Attracting this level of talent was a cornerstone of the 2025 strategy. Over the last seven years the industry has established a workforce that now numbers over 37,000. However there has been some concern amongst certain experts that this ongoing attraction of talent may be negatively impacted by Brexit.


It’s widely reported that the indecision resulting from Brexit is impacting on many industries. However the Scottish Government’s Chief Scientist, Professor David Crossman, was quoted in INews as saying Brexit could be especially bad for medical and life sciences in this country. His fear is that our world-leading scientific research community could face significant problems including a “brain drain of existing talent”, deterring future talent from coming to the country.

So as an industry should we be concerned that Brexit will stop us achieving our ambitious target of £8bn by 2025?

Brexit Effect on Life Science

So far we’ve not seen any evidence of the ‘Brexit Effect’ on the recruitment market, but as we all know it is the uncertainty causing the problems – once the details of the deal emerge we could begin to see the markets affected one way or the other.  

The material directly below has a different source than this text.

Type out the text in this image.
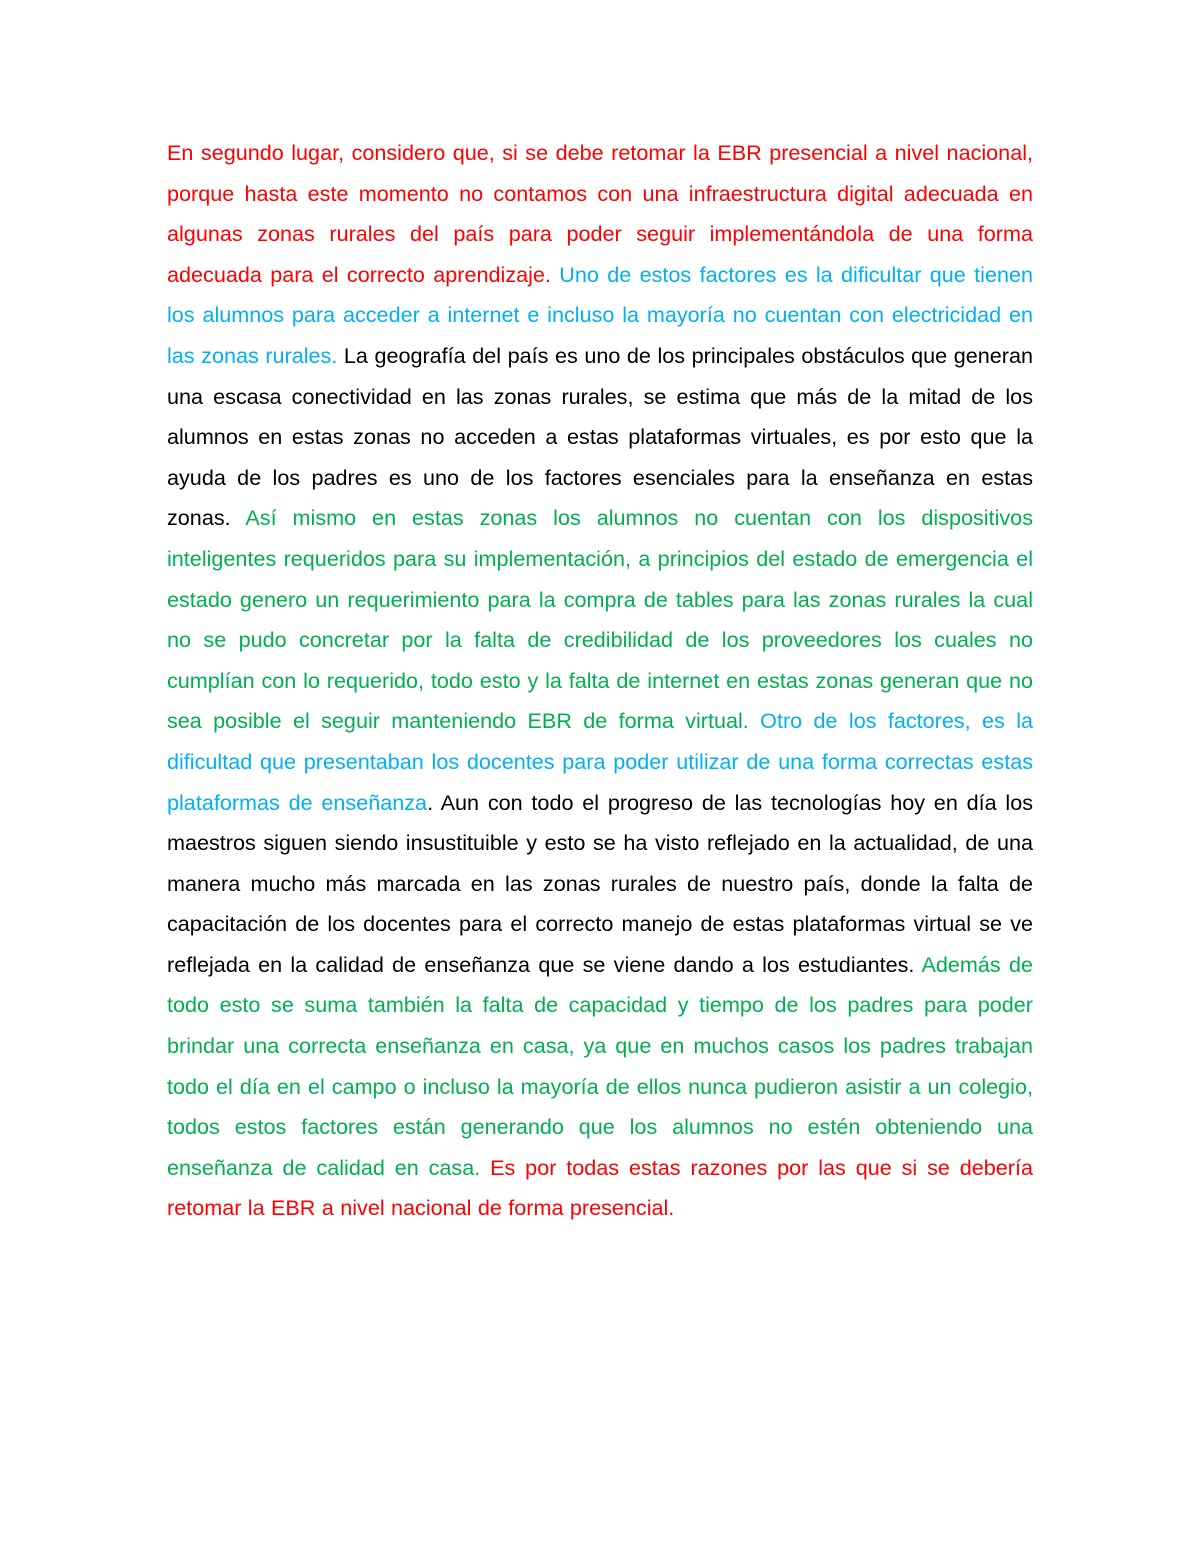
En segundo lugar, considero que, si se debe retomar la EBR presencial a nivel nacional, porque hasta este momento no contamos con una infraestructura digital adecuada en algunas zonas rurales del país para poder seguir implementándola de una forma adecuada para el correcto aprendizaje. Uno de estos factores es la dificultar que tienen los alumnos para acceder a internet e incluso la mayoría no cuentan con electricidad en las zonas rurales. La geografía del país es uno de los principales obstáculos que generan una escasa conectividad en las zonas rurales, se estima que más de la mitad de los alumnos en estas zonas no acceden a estas plataformas virtuales, es por esto que la ayuda de los padres es uno de los factores esenciales para la enseñanza en estas zonas. Así mismo en estas zonas los alumnos no cuentan con los dispositivos inteligentes requeridos para su implementación, a principios del estado de emergencia el estado genero un requerimiento para la compra de tables para las zonas rurales la cual no se pudo concretar por la falta de credibilidad de los proveedores los cuales no cumplían con lo requerido, todo esto y la falta de internet en estas zonas generan que no sea posible el seguir manteniendo EBR de forma virtual. Otro de los factores, es la dificultad que presentaban los docentes para poder utilizar de una forma correctas estas plataformas de enseñanza. Aun con todo el progreso de las tecnologías hoy en día los maestros siguen siendo insustituible y esto se ha visto reflejado en la actualidad, de una manera mucho más marcada en las zonas rurales de nuestro país, donde la falta de capacitación de los docentes para el correcto manejo de estas plataformas virtual se ve reflejada en la calidad de enseñanza que se viene dando a los estudiantes. Además de todo esto se suma también la falta de capacidad y tiempo de los padres para poder brindar una correcta enseñanza en casa, ya que en muchos casos los padres trabajan todo el día en el campo o incluso la mayoría de ellos nunca pudieron asistir a un colegio, todos estos factores están generando que los alumnos no estén obteniendo una enseñanza de calidad en casa. Es por todas estas razones por las que si se debería retomar la EBR a nivel nacional de forma presencial.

The Life Sciences industry has continued to grow and we are recruiting for a number of roles across the sector, including;

  • Cellular Biologists
  • Molecular Biologists
  • Cell line development scientists
  • Bio-informaticians
  • Data Scientists
  • Virologists
  • Test Lab scientists Chemists/Biologists
  • Assay development Scientists

It seems that the Government’s promise of investment and support for research and development has continued to attract foreign business from outside Europe and we see no reason this should stop. The proposition of a Scottish National Investment Bank (SNIB) seems perfectly positioned to support the longer development period associated with Life Sciences, despite what some see as a potential issue for the public purse.


On the whole we would say that the current situation points towards us achieving our ambitious target of £8bn for 2025 and firmly establishing Scotland’s place as a centre for excellence for Life Sciences. But with continuing uncertainty around our relationship with the EU it is incumbent on us, and the government, to keep promoting our industry as vigorously and as widely as possible.